VISITA PASTORAL À PARÓQUIA ROMANA DE SÃO PANCRÁCIO
HOMILIA DO PAPA JOÃO PAULO II
Domingo, 22 de Abril de 1979
1. Seguimos hoje as pegadas da antiquíssima tradição da Igreja, a do segundo domingo da Páscoa chamado "in Albis", que está ligada à liturgia da Vigília Pascal. Esta Vigília, conforme testemunha ainda a sua forma contemporânea, representava um grande dia para os catecúmenos, que, durante a noite pascal, mediante o Baptismo, eram sepultados juntamente com Cristo na morte, a fim de poderem caminhar numa vida nova, assim como foi Cristo ressuscitado dos mortos por meio da glória do Pai (Cfr. Rom 6. 4).
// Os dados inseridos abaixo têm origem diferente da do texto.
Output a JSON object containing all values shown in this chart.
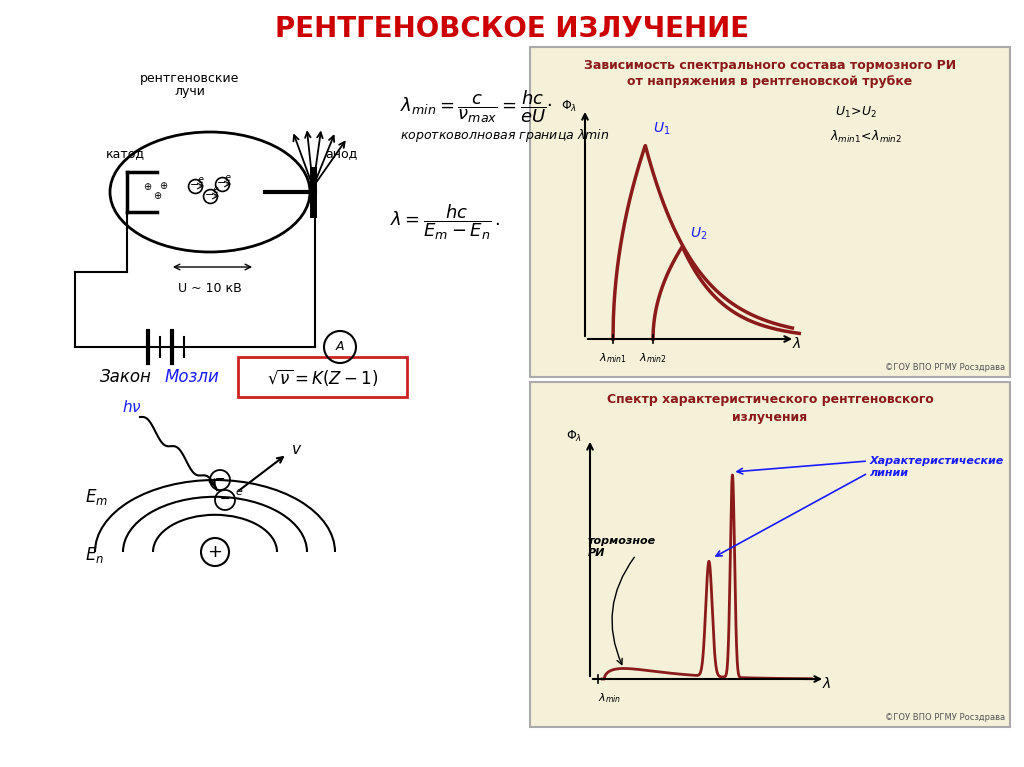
{
  "title": "РЕНТГЕНОВСКОЕ ИЗЛУЧЕНИЕ",
  "title_color": "#cc0000",
  "bg_color": "#ffffff",
  "panel_bg": "#f5f0d8",
  "curve_color": "#8b1a1a",
  "dark_red": "#8b1a1a",
  "blue_label": "#1a1aff",
  "panel1_title_line1": "Зависимость спектрального состава тормозного РИ",
  "panel1_title_line2": "от напряжения в рентгеновской трубке",
  "panel2_title_line1": "Спектр характеристического рентгеновского",
  "panel2_title_line2": "излучения",
  "copyright": "©ГОУ ВПО РГМУ Росздрава"
}
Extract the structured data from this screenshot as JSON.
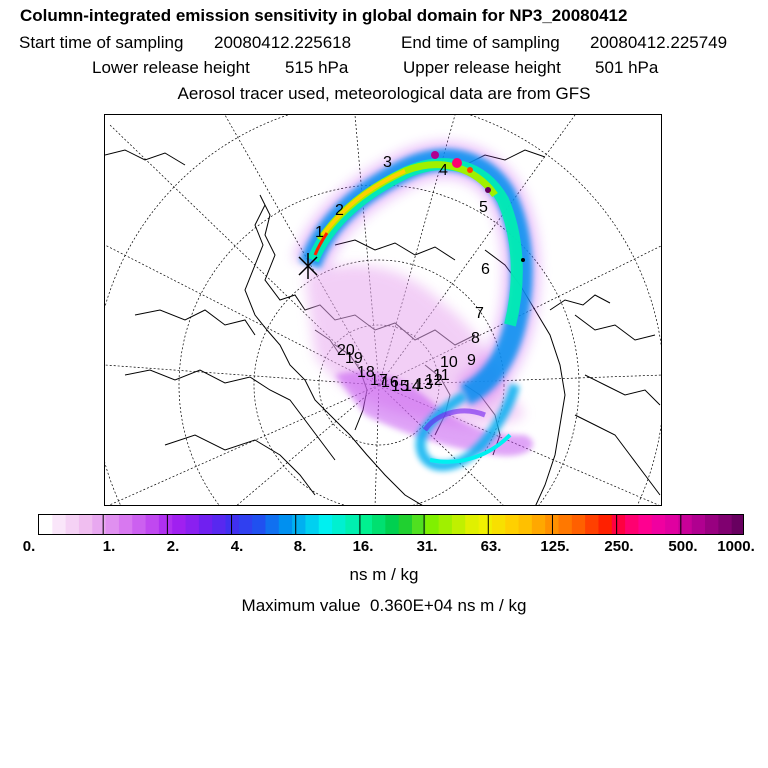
{
  "header": {
    "title": "Column-integrated emission sensitivity in global domain for NP3_20080412",
    "start_label": "Start time of sampling",
    "start_value": "20080412.225618",
    "end_label": "End time of sampling",
    "end_value": "20080412.225749",
    "lower_label": "Lower release height",
    "lower_value": "515 hPa",
    "upper_label": "Upper release height",
    "upper_value": "501 hPa",
    "aerosol_line": "Aerosol tracer used, meteorological data are from GFS"
  },
  "map": {
    "trajectory_labels": [
      "1",
      "2",
      "3",
      "4",
      "5",
      "6",
      "7",
      "8",
      "9",
      "10",
      "11",
      "12",
      "13",
      "14",
      "15",
      "16",
      "17",
      "18",
      "19",
      "20"
    ]
  },
  "colorbar": {
    "ticks": [
      "0.",
      "1.",
      "2.",
      "4.",
      "8.",
      "16.",
      "31.",
      "63.",
      "125.",
      "250.",
      "500.",
      "1000."
    ],
    "colors": [
      "#ffffff",
      "#fae6fa",
      "#f5d2f5",
      "#f0bef0",
      "#e8a8f0",
      "#e090f0",
      "#d878f0",
      "#cc60f0",
      "#c048f0",
      "#b030f0",
      "#a020f0",
      "#8a20f0",
      "#7020f0",
      "#5828f0",
      "#4030f0",
      "#3040f0",
      "#2050f0",
      "#1070f0",
      "#0090f0",
      "#00b0f0",
      "#00d0f0",
      "#00f0f0",
      "#00f0d0",
      "#00f0b0",
      "#00f090",
      "#00e070",
      "#00d050",
      "#20d030",
      "#50e020",
      "#80f000",
      "#a0f000",
      "#c0f000",
      "#e0f000",
      "#f0f000",
      "#f8e000",
      "#ffd000",
      "#ffc000",
      "#ffa800",
      "#ff9000",
      "#ff7800",
      "#ff6000",
      "#ff4000",
      "#ff2000",
      "#ff0040",
      "#ff0070",
      "#ff0090",
      "#f000a0",
      "#e000a0",
      "#c80098",
      "#b00090",
      "#980080",
      "#800070",
      "#680060"
    ],
    "unit": "ns m / kg",
    "max_label": "Maximum value",
    "max_value": "0.360E+04",
    "max_unit": "ns m / kg"
  }
}
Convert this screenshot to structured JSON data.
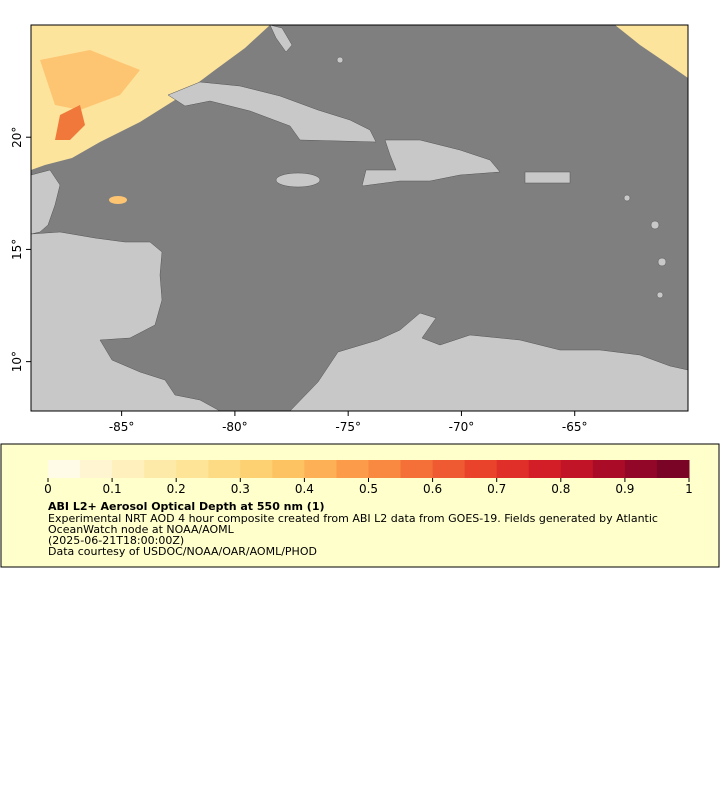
{
  "map": {
    "xlim": [
      -89,
      -60
    ],
    "ylim": [
      7.8,
      25
    ],
    "xticks": [
      {
        "value": -85,
        "label": "-85°"
      },
      {
        "value": -80,
        "label": "-80°"
      },
      {
        "value": -75,
        "label": "-75°"
      },
      {
        "value": -70,
        "label": "-70°"
      },
      {
        "value": -65,
        "label": "-65°"
      }
    ],
    "yticks": [
      {
        "value": 10,
        "label": "10°"
      },
      {
        "value": 15,
        "label": "15°"
      },
      {
        "value": 20,
        "label": "20°"
      }
    ]
  },
  "legend": {
    "range": [
      0,
      1
    ],
    "ticks": [
      0,
      0.1,
      0.2,
      0.3,
      0.4,
      0.5,
      0.6,
      0.7,
      0.8,
      0.9,
      1
    ],
    "colors": [
      "#fffbe6",
      "#fff5d0",
      "#fff0bd",
      "#feeaa8",
      "#fde496",
      "#fddb85",
      "#fdd072",
      "#fdc262",
      "#fdb055",
      "#fc9c4a",
      "#f98840",
      "#f47038",
      "#ef5a32",
      "#e9432c",
      "#e02f28",
      "#d41e27",
      "#c11427",
      "#aa0c28",
      "#920627",
      "#7a0426"
    ],
    "title": "ABI L2+ Aerosol Optical Depth at 550 nm (1)",
    "lines": [
      "Experimental NRT AOD 4 hour composite created from ABI L2 data from GOES-19. Fields generated by Atlantic",
      "OceanWatch node at NOAA/AOML",
      "(2025-06-21T18:00:00Z)",
      "Data courtesy of USDOC/NOAA/OAR/AOML/PHOD"
    ]
  }
}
Nesta imagem sugestiva apresentou São Paulo o mistério do Baptismo. Os Catecúmenos recebiam o Baptismo precisamente durante a Vigília pascal, do modo que tivemos a felicidade de a ter ainda este ano, quando conferi o Baptismo a crianças e a adultos da Europa, da Ásia e da África.
Deste modo, a noite que precede o domingo da Ressurreição tornou-se verdadeiramente para eles a sua "Páscoa", quer dizer, a Passagem do pecado, ou seja, da morte do espírito, à Graça, isto é, à Vida no Espírito Santo. Foi a noite duma verdadeira Ressurreição no Espírito. Como sinal da graça santificante, os neobaptizados recebiam durante o Baptismo uma veste branca, que os distinguia por toda a oitava da Páscoa. Neste dia do segundo domingo da Páscoa, depunham essa veste; daí o antiquíssimo nome deste dia: Domingo "in Albis depositis".
Esta tradição está em Roma ligada à igreja de São Pancrácio. Exactamente é hoje a estação litúrgica. Temos pois a felicidade de unir a visita pastoral da Paróquia à tradição romana da estação do Domingo in Albis.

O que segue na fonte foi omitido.